The Capstone Project selection process is one of the most exciting times for M.S. in Data Science students. As part of the 11-month residential program, students are required to complete a capstone project that spans the academic year. Students must go through many different stages to finally get their capstone projects assigned. There are three steps students go through: 1) reviewing the pitch book, 2) attending the capstone fair, and 3) completing a survey for the matching process.

First, the pitchbook. The capstone pitchbook is arguably one of the most important resources for students during the early stages of the capstone experience. The pitchbook allows students to get a sneak peek at the different companies and their proposed projects. Capstone projects can vary by research topic or expected deliverable and depend heavily on the capstone sponsor. The pitchbook is also the student’s first touchpoint as they can begin to think of questions to ask the sponsors when they present their projects to the students at the capstone fair.

As mentioned, the capstone fair is when the sponsors present their projects to students either in person on Grounds or over Zoom. The capstone fair usually lasts a couple of hours with students rotating from table to table or breakout rooms. This is when students can ask the capstone sponsors questions like, “What does the project timeline look like” or “How is the data for the project collected and evaluated?” This forum allows students to ultimately get a better idea of who the capstone sponsors are and the scope of the projects.

After the capstone fair, students are asked to rank their project choices. Decision criteria is personal to the student and could depend on many things, such as what subject area interests them most or and how did the presenter respond to their questions. The student must think about the tradeoffs of each decision criteria before submitting their final preference ranking to the school. Students are usually given a week to reflect on their experiences at the capstone fair before the final preference rankings are due to the school.

After students submitted their preferences, the School runs an algorithm to assign which project per student. The algorithm was created by data science professor Jon Kropko. Kropko’s algorithm works by minimizing a function that sums over all the student’s rankings multiplied by the constraint of having either zero, three, or four students working on a project. Students are requested to submit the final preference rankings of all the projects, since that is what the algorithm takes into consideration while making decisions. The algorithm splits the students into groups of three or four, depending on the project and how the numbers work out according to the preference lists.

Finally, students are notified of their capstone project and meet their teammates. Each capstone group is also assigned a faculty advisor who will help the team set up client meetings, monitor progress of the project, and provide advice to the students as they navigate the project throughout the year.

For me, there were different factors that I had to weigh when choosing a capstone project such as how interesting was the topic, what skills could be gained from working on the project, and how organized was the sponsor during their pitch presentation.

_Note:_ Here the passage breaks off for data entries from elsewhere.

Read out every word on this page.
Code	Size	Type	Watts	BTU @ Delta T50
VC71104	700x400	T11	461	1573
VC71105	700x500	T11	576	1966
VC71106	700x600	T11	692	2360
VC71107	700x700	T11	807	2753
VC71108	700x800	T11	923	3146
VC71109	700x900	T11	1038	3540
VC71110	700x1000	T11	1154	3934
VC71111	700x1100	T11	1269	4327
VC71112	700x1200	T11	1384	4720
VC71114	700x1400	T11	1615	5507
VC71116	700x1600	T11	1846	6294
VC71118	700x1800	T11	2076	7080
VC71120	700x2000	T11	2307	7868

Ultimately, my decision was to select a project that focused on identifying illegal fishing patterns throughout the world. I ended up getting my first choice and I am working with three other students on the project. I’m looking forward to working on this particular capstone because the data is unstructured and challenging along with the questions that the GA-CCRI, the capstone sponsor, is asking. Illegal fishing is hard to track and therefore hard to detect whether or not something is considered illegal fishing. This is the challenge my group will work on. The data is challenging because there is a lot of data, and it is very unstructured to say the least.